Thursday morning's SAG Awards nominations marked the end of an era. It's an epoch I've dubbed The Era of Mainstream Award Shows Ignoring Possibly the Best Series in TV History. By my calculations, the 2009 SAG Awards are the last kudosfest able to ignore "The Wire." The Emmys had their last chance to ignore "The Wire" in September and mostly succeeded admirably. The Golden Globes had their last chance to ignore "The Wire" last week and succeeded admirably. 

That's why I have to take this last chance to roll my eyes at SAG and ponder what it means that the Actors think that "House" is a better dramatic ensemble than "The Wire." You'd think actors would be able to tell the difference between a true ensemble and a remarkable (and SAG-nominated) star turn buttressed by a couple decent supporting performances. "House" is "The Hugh Laurie Show: Also Featuring Lisa Edelstein, Omar Epps and Robert Sean Leonard." It isn't an ensemble. 

But who am I kidding? The SAG membership had never honored "The Wire" before and, like the Golden Globes, they weren't about to start now. 

So maybe Thursday actually marks the end of another era: The Era of TV Critics Whining About the Lack of Award Nominations For 'The Wire.'

I'm sure you're all relieved.

In general, the SAG TV nods are about as boring and middle-of-the-road as you'd expect.

On the drama side, the nominations are nearly identical to last year's. "The Sopranos" dropped off the rolls because the series ended and "Damages" didn't air a new episode in 2007, so it wasn't eligible. The only series or actor to lose a nomination while still being eligible was "Grey's Anatomy."

Given that little bit of extra wiggle room, the SAG voters replaced James Gandolfini with William Shatner, a former nominee in the comedy category. And with the space left by Edie Falco and Glenn Close, SAG nominated former nominee Mariska Hargitay and Elisabeth Moss, from "Mad Men."

The entrenchment in the SAG comedy is, in general, both laughable and a reflection, I guess, on the state of TV comedy. Four of the five actor and actress nominees are repeats of last year's nominees, while Piven, Carell, Shalhoub and Baldwin have been nominated three straight years. And on the series side, "Desperate Housewives," "The Office," "Weeds," "30 Rock" and "Entourage" have all been nominated at least twice in the last three years.

The only nominated actor never to have received an individual SAG nomination previously was the well-deserving Moss. Moss, David Duchovny and Tracey Ullman were the only actors without prior SAG nods for their current roles, though both Duchovny and Ullman had multiple past nods.

That's nothing if not monotonous.

It's not like there weren't alternatives.

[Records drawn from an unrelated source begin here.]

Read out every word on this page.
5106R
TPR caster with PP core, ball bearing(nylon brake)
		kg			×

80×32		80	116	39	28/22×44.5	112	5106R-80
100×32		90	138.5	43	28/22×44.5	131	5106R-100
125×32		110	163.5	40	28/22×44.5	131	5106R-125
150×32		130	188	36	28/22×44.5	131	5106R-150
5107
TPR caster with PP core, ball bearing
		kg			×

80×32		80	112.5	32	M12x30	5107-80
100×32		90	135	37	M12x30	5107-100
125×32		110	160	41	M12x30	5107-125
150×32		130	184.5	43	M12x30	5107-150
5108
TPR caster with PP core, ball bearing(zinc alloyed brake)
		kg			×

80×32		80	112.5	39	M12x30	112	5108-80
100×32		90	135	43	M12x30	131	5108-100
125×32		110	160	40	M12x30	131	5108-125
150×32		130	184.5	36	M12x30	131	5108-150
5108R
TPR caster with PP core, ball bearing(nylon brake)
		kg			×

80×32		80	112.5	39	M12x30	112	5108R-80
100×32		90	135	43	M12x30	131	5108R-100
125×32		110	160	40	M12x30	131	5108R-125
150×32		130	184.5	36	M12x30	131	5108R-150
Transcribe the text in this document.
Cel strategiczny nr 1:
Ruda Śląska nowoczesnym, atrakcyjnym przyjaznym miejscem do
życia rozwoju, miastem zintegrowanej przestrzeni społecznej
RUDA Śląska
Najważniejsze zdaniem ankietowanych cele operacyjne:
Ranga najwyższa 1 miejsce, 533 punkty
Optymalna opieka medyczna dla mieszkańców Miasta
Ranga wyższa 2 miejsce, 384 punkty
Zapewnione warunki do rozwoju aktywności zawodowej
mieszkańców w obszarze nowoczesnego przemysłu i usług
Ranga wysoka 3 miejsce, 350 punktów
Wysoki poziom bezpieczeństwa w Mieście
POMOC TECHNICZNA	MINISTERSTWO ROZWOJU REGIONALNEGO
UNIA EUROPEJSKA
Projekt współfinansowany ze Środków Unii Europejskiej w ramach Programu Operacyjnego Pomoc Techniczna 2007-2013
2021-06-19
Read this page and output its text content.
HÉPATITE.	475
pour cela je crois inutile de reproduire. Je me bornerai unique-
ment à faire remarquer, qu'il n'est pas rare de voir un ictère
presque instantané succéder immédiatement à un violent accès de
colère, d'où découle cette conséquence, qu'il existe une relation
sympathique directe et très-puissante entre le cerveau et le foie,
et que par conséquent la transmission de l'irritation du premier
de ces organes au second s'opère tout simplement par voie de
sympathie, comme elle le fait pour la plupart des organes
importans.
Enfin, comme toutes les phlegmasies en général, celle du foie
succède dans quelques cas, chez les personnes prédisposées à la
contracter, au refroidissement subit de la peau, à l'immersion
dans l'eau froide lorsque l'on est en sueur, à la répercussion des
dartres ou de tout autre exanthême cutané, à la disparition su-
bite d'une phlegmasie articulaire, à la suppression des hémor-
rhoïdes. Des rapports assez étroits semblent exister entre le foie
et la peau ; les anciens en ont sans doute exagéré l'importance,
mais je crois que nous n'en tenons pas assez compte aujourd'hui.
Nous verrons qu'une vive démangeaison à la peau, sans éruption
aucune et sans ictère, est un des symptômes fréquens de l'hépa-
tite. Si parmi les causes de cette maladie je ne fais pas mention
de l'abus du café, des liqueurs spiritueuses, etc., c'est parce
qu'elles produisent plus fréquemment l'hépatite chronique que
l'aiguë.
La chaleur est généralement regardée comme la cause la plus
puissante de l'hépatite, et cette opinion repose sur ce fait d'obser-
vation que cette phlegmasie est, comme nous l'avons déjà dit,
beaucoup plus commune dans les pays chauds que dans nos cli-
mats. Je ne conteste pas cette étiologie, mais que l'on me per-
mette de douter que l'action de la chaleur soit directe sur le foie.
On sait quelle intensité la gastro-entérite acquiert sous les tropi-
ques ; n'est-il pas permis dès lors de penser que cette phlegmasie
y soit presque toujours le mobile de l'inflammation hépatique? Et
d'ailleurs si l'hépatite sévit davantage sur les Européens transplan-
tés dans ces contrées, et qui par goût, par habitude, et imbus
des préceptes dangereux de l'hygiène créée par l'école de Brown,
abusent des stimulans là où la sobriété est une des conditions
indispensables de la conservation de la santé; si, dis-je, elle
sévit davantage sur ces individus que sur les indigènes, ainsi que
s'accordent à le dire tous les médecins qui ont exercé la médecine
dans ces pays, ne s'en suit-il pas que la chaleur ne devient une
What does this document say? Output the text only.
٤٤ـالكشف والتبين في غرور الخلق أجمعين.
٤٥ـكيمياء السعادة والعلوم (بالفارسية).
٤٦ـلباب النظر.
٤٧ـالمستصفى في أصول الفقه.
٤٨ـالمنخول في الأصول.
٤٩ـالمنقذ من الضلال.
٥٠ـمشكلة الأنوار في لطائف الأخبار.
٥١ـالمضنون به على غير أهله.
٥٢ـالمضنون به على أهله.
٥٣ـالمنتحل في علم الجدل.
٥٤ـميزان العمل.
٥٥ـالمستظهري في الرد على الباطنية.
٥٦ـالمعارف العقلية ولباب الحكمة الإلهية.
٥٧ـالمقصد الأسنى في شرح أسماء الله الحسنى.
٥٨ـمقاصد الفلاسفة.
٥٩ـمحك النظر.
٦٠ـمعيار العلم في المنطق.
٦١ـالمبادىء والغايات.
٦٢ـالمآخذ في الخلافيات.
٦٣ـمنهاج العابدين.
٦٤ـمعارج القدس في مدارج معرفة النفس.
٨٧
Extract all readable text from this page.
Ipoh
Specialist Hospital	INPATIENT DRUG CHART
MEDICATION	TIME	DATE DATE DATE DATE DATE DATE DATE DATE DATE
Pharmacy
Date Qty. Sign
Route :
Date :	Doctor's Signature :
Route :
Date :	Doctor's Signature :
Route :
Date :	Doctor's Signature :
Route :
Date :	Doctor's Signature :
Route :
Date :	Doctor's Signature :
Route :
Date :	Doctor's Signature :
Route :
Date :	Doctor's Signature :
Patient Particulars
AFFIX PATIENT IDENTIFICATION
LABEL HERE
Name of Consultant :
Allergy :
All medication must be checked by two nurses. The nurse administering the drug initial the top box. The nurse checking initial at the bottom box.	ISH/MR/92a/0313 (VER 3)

The Emmys and Golden Globes both found multiple places for HBO's "In Treatment." Bryan Cranston was a worthy Emmy winner for "Breaking Bad," SAG voters only had time for one AMC show (admittedly the one I prefer). Neil Patrick Harris has now received Emmy and Globe nominations for "How I Met Your Mother" and, as comedy supporting players go, he's far more deserving than Jeremy "The Thermometer" Piven. No awards group has yet to discover Jim Parsons of "Big Bang Theory," but he'll eventually get his due as one of TV's funniest men. 

Once SAG left "Pushing Daisies" out last year, I guess it didn't have much hope this year, but that doesn't mean it wouldn't have been fresher than what they picked. If the Emmys could think outside of the box and honor Amy Poehler for "Saturday Night Live," why are is SAG so rigid? "Lost" has been off of SAG's radar for a couple years now, but it remains a truer ensemble than "House" and the failure to recognize that show's fourth season bounce-back is a pity. 

Heck, as awful as I think HBO's "True Blood" is, nominating Anna Paquin would have given some new blood to the SAG Awards.

This is why, when the SAG Awards air on TNT and TBS on Sunday, Jan. 25, I'll be watching the movie categories with interest and using the TV categories for bathroom and burrito breaks.